Identify 3-5 areas where you notice design problems or opportunities for improvement.
For each area, write a "How might we..." statement that frames the problem as an opportunity.
Select the two most compelling problem areas to explore further.
Document your thinking process with photographs, sketches, or notes.
Objective: Gather initial insights about your chosen design problem areas.
Activities:
Conduct preliminary research on your two problem areas - find 3-4 examples of existing solutions.
Analyze the contexts in which these problems exist (physical, social, cultural environments).
Document 5+ images/examples related to each problem area.
Create a "Context Board" for each problem that visualizes where and when the problem occurs.
Write a paragraph explaining why these problems matter and who they affect.
Objective: Develop ethical research strategies to understand stakeholder perspectives.
Activities:
Identify key stakeholders for each of your problem areas.
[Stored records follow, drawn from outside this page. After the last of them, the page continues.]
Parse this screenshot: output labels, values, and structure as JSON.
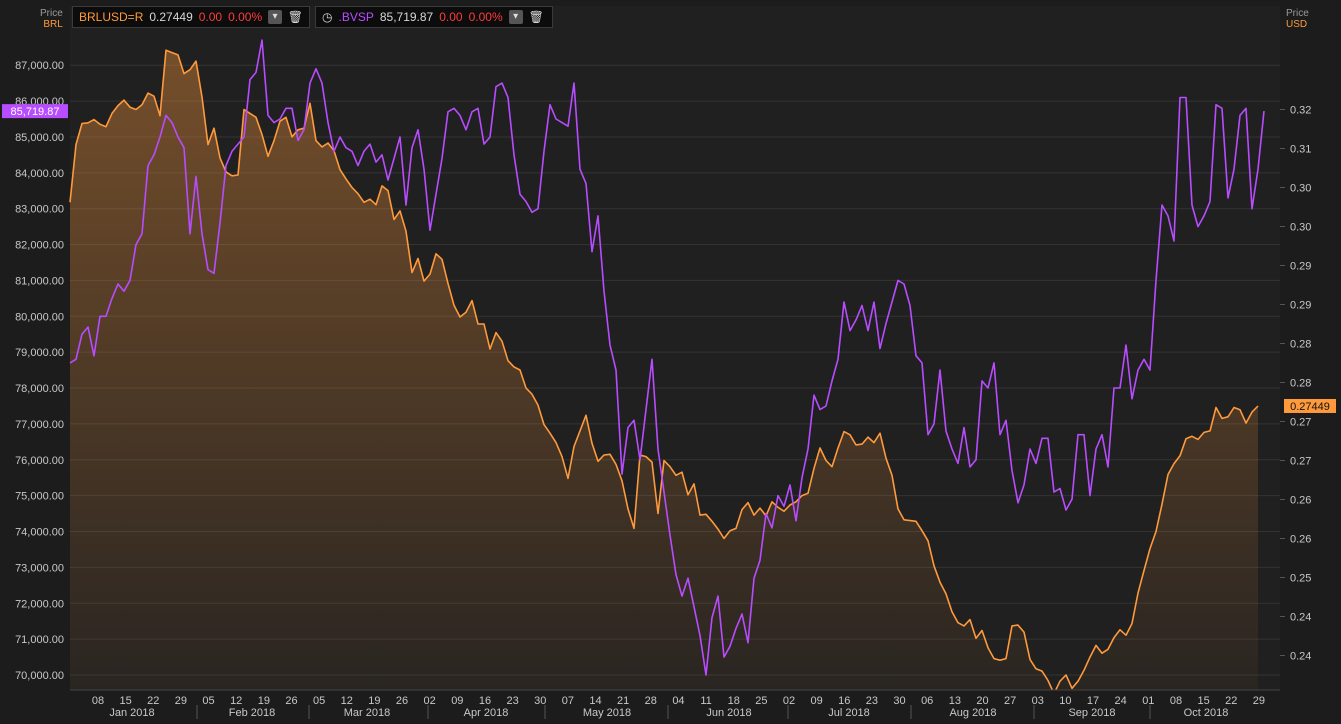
{
  "legend": {
    "brl": {
      "symbol": "BRLUSD=R",
      "value": "0.27449",
      "change": "0.00",
      "change_pct": "0.00%"
    },
    "bvsp": {
      "symbol": ".BVSP",
      "value": "85,719.87",
      "change": "0.00",
      "change_pct": "0.00%"
    }
  },
  "left_axis": {
    "title": "Price",
    "unit": "BRL"
  },
  "right_axis": {
    "title": "Price",
    "unit": "USD"
  },
  "colors": {
    "background": "#1c1c1c",
    "plot_background": "#202020",
    "grid": "#333333",
    "brl_line": "#ff9a3c",
    "bvsp_line": "#b84cff",
    "tick_text": "#c8c8c8"
  },
  "chart_data": {
    "type": "line",
    "ylim_left": [
      69800,
      88500
    ],
    "left_ticks": [
      "70,000.00",
      "71,000.00",
      "72,000.00",
      "73,000.00",
      "74,000.00",
      "75,000.00",
      "76,000.00",
      "77,000.00",
      "78,000.00",
      "79,000.00",
      "80,000.00",
      "81,000.00",
      "82,000.00",
      "83,000.00",
      "84,000.00",
      "85,000.00",
      "86,000.00",
      "87,000.00"
    ],
    "right_ticks": [
      "0.24",
      "0.24",
      "0.25",
      "0.26",
      "0.26",
      "0.27",
      "0.27",
      "0.28",
      "0.28",
      "0.29",
      "0.29",
      "0.30",
      "0.30",
      "0.31",
      "0.32"
    ],
    "last_price_left": "85,719.87",
    "last_price_right": "0.27449",
    "x_day_labels": [
      "08",
      "15",
      "22",
      "29",
      "05",
      "12",
      "19",
      "26",
      "05",
      "12",
      "19",
      "26",
      "02",
      "09",
      "16",
      "23",
      "30",
      "07",
      "14",
      "21",
      "28",
      "04",
      "11",
      "18",
      "25",
      "02",
      "09",
      "16",
      "23",
      "30",
      "06",
      "13",
      "20",
      "27",
      "03",
      "10",
      "17",
      "24",
      "01",
      "08",
      "15",
      "22",
      "29"
    ],
    "x_month_labels": [
      "Jan 2018",
      "Feb 2018",
      "Mar 2018",
      "Apr 2018",
      "May 2018",
      "Jun 2018",
      "Jul 2018",
      "Aug 2018",
      "Sep 2018",
      "Oct 2018"
    ],
    "series": [
      {
        "name": ".BVSP",
        "values": [
          78700,
          78800,
          79500,
          79700,
          78900,
          80000,
          80000,
          80500,
          80900,
          80700,
          81000,
          82000,
          82300,
          84200,
          84500,
          85000,
          85600,
          85400,
          85000,
          84700,
          82300,
          83900,
          82300,
          81300,
          81200,
          82600,
          84200,
          84600,
          84800,
          85000,
          86600,
          86800,
          87700,
          85600,
          85400,
          85500,
          85800,
          85800,
          84900,
          85200,
          86500,
          86900,
          86500,
          85400,
          84600,
          85000,
          84700,
          84600,
          84200,
          84600,
          84800,
          84300,
          84500,
          83800,
          84400,
          85000,
          83100,
          84700,
          85200,
          84100,
          82400,
          83400,
          84400,
          85700,
          85800,
          85600,
          85200,
          85700,
          85800,
          84800,
          85000,
          86400,
          86500,
          86100,
          84500,
          83400,
          83200,
          82900,
          83000,
          84600,
          85900,
          85500,
          85400,
          85300,
          86500,
          84100,
          83700,
          81800,
          82800,
          80700,
          79200,
          78500,
          75600,
          76900,
          77100,
          76000,
          77400,
          78800,
          76300,
          75100,
          73900,
          72800,
          72200,
          72700,
          71900,
          71100,
          70000,
          71600,
          72200,
          70500,
          70800,
          71300,
          71700,
          70900,
          72700,
          73200,
          74500,
          74100,
          75000,
          74700,
          75300,
          74300,
          75500,
          76300,
          77800,
          77400,
          77500,
          78200,
          78800,
          80400,
          79600,
          79900,
          80300,
          79600,
          80400,
          79100,
          79800,
          80400,
          81000,
          80900,
          80300,
          78900,
          78700,
          76700,
          77000,
          78500,
          76800,
          76300,
          75900,
          76900,
          75800,
          76000,
          78200,
          78000,
          78700,
          76700,
          77100,
          75700,
          74800,
          75300,
          76300,
          75900,
          76600,
          76600,
          75100,
          75200,
          74600,
          74900,
          76700,
          76700,
          75000,
          76300,
          76700,
          75800,
          78000,
          78000,
          79200,
          77700,
          78500,
          78800,
          78500,
          81000,
          83100,
          82800,
          82100,
          86100,
          86100,
          83100,
          82500,
          82800,
          83200,
          85900,
          85800,
          83300,
          84100,
          85600,
          85800,
          83000,
          84100,
          85720
        ]
      },
      {
        "name": "BRLUSD=R",
        "values": [
          0.3006,
          0.308,
          0.3107,
          0.3108,
          0.3112,
          0.3106,
          0.3103,
          0.312,
          0.313,
          0.3137,
          0.3128,
          0.3125,
          0.3131,
          0.3146,
          0.3142,
          0.3117,
          0.3201,
          0.3198,
          0.3195,
          0.3171,
          0.3176,
          0.3187,
          0.3141,
          0.308,
          0.3101,
          0.3063,
          0.3045,
          0.304,
          0.3041,
          0.3125,
          0.312,
          0.3115,
          0.3093,
          0.3065,
          0.3085,
          0.311,
          0.3115,
          0.309,
          0.3099,
          0.3101,
          0.3133,
          0.3085,
          0.3077,
          0.3082,
          0.3072,
          0.3048,
          0.3036,
          0.3025,
          0.3017,
          0.3006,
          0.301,
          0.3003,
          0.3027,
          0.3021,
          0.2984,
          0.2995,
          0.2969,
          0.2916,
          0.2934,
          0.2905,
          0.2914,
          0.294,
          0.2933,
          0.2902,
          0.2874,
          0.2859,
          0.2865,
          0.288,
          0.285,
          0.285,
          0.2818,
          0.2839,
          0.2828,
          0.2803,
          0.2795,
          0.2791,
          0.2768,
          0.276,
          0.2746,
          0.2721,
          0.271,
          0.2698,
          0.268,
          0.2652,
          0.2693,
          0.2713,
          0.2733,
          0.2697,
          0.2674,
          0.2682,
          0.2683,
          0.267,
          0.2649,
          0.2613,
          0.2588,
          0.2682,
          0.268,
          0.2673,
          0.2607,
          0.2675,
          0.2667,
          0.2656,
          0.266,
          0.2631,
          0.2645,
          0.2605,
          0.2606,
          0.2597,
          0.2587,
          0.2575,
          0.2585,
          0.2588,
          0.2612,
          0.2621,
          0.2605,
          0.2614,
          0.2604,
          0.2622,
          0.2615,
          0.261,
          0.2618,
          0.2622,
          0.263,
          0.2633,
          0.2665,
          0.2691,
          0.2675,
          0.2667,
          0.2691,
          0.2712,
          0.2708,
          0.2695,
          0.2696,
          0.2705,
          0.2698,
          0.271,
          0.2678,
          0.2656,
          0.2613,
          0.2599,
          0.2598,
          0.2597,
          0.2585,
          0.2572,
          0.254,
          0.2519,
          0.2504,
          0.2481,
          0.2467,
          0.2463,
          0.2471,
          0.2447,
          0.2457,
          0.2435,
          0.2421,
          0.2419,
          0.2421,
          0.2463,
          0.2464,
          0.2455,
          0.242,
          0.2408,
          0.2405,
          0.2393,
          0.2376,
          0.2392,
          0.24,
          0.2383,
          0.2392,
          0.2406,
          0.2423,
          0.2438,
          0.2428,
          0.2433,
          0.2448,
          0.2458,
          0.2451,
          0.2466,
          0.2505,
          0.2534,
          0.2562,
          0.2584,
          0.2619,
          0.2657,
          0.2671,
          0.2681,
          0.2703,
          0.2706,
          0.2702,
          0.2711,
          0.2713,
          0.2743,
          0.2729,
          0.2731,
          0.2743,
          0.274,
          0.2723,
          0.2737,
          0.27449
        ]
      }
    ]
  }
}
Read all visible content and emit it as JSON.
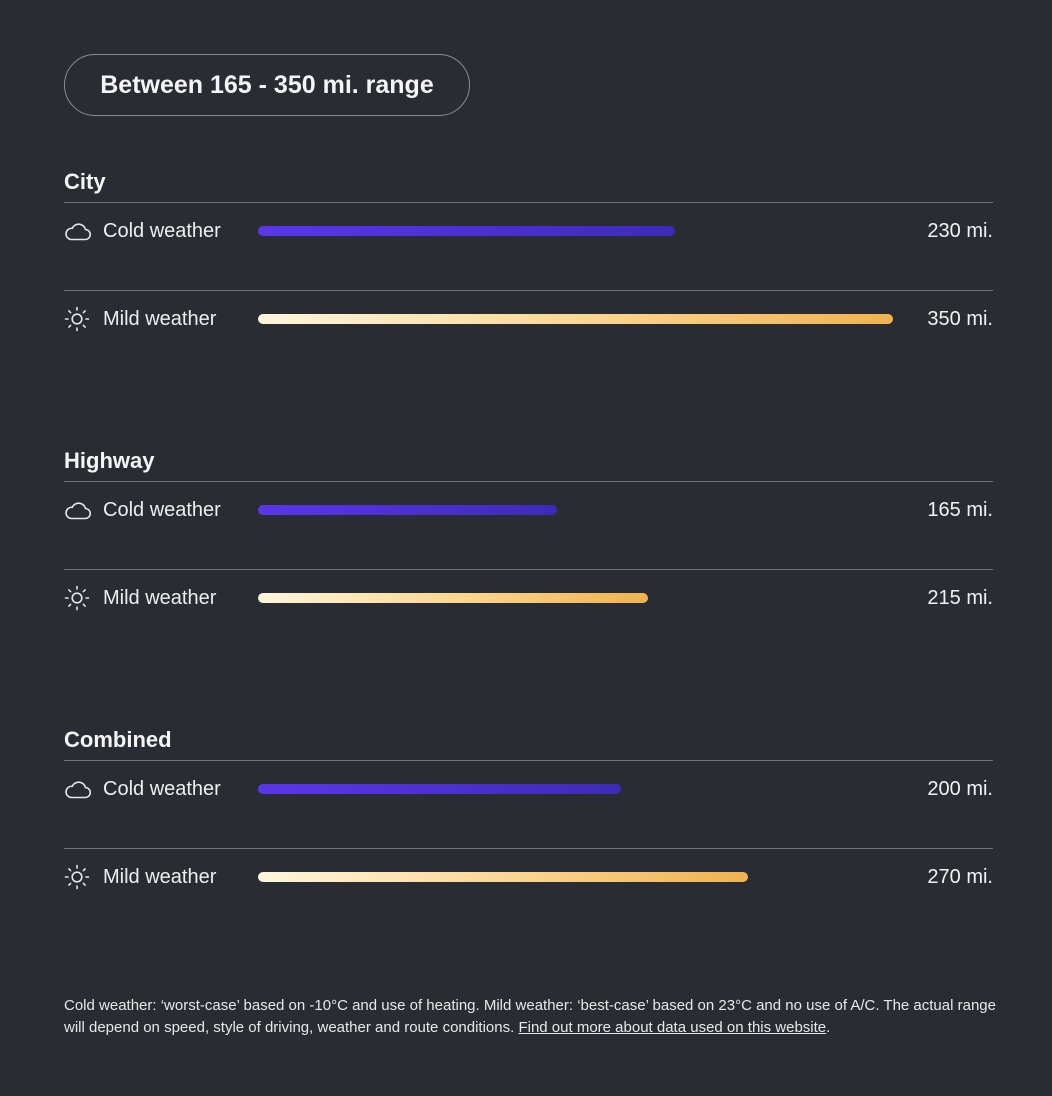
{
  "range_pill": "Between 165 - 350 mi. range",
  "colors": {
    "background": "#292d33",
    "cold_bar": "#4a30d6",
    "mild_bar_start": "#fff6dc",
    "mild_bar_end": "#f0b24e"
  },
  "icons": {
    "cold": "cloud-icon",
    "mild": "sun-icon"
  },
  "chart_data": {
    "type": "bar",
    "orientation": "horizontal",
    "max_value": 350,
    "unit": "mi.",
    "groups": [
      {
        "name": "City",
        "rows": [
          {
            "label": "Cold weather",
            "icon": "cloud-icon",
            "kind": "cold",
            "value": 230,
            "value_label": "230 mi."
          },
          {
            "label": "Mild weather",
            "icon": "sun-icon",
            "kind": "mild",
            "value": 350,
            "value_label": "350 mi."
          }
        ]
      },
      {
        "name": "Highway",
        "rows": [
          {
            "label": "Cold weather",
            "icon": "cloud-icon",
            "kind": "cold",
            "value": 165,
            "value_label": "165 mi."
          },
          {
            "label": "Mild weather",
            "icon": "sun-icon",
            "kind": "mild",
            "value": 215,
            "value_label": "215 mi."
          }
        ]
      },
      {
        "name": "Combined",
        "rows": [
          {
            "label": "Cold weather",
            "icon": "cloud-icon",
            "kind": "cold",
            "value": 200,
            "value_label": "200 mi."
          },
          {
            "label": "Mild weather",
            "icon": "sun-icon",
            "kind": "mild",
            "value": 270,
            "value_label": "270 mi."
          }
        ]
      }
    ]
  },
  "footnote": {
    "text": "Cold weather: ‘worst-case’ based on -10°C and use of heating. Mild weather: ‘best-case’ based on 23°C and no use of A/C. The actual range will depend on speed, style of driving, weather and route conditions. ",
    "link_text": "Find out more about data used on this website",
    "after_link": "."
  }
}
Create a stakeholder map showing connections between different groups.
Develop 5-7 ethical interview questions for primary stakeholders.
Design a short observation protocol (what to watch for, how to document findings).
Plan your research timeline and approach for gathering insights.
Consider potential ethical issues and how you'll address them.
Objective: Gather firsthand insights about your design problems.
Conduct at least two interviews with relevant stakeholders.
Spend 20 minutes observing the context where your design problem exists.
Take photographs (with permission) or create sketches documenting the problem.
Collect any relevant materials, publications, or examples.
Record your findings in a structured format (notes, recordings, photographs).
Objective: Transform research data into meaningful insights.
Activities:
Review all collected research materials and organize them visually.
Create an affinity diagram grouping similar findings and identifying patterns.
Develop an empathy map for a key stakeholder (what they think, feel, say, and do).
Identify 3-5 key insights that emerged from your research.
Create a "Problem Statement Board" that clearly articulates the core design problems.
Begin identifying potential communication needs related to each problem.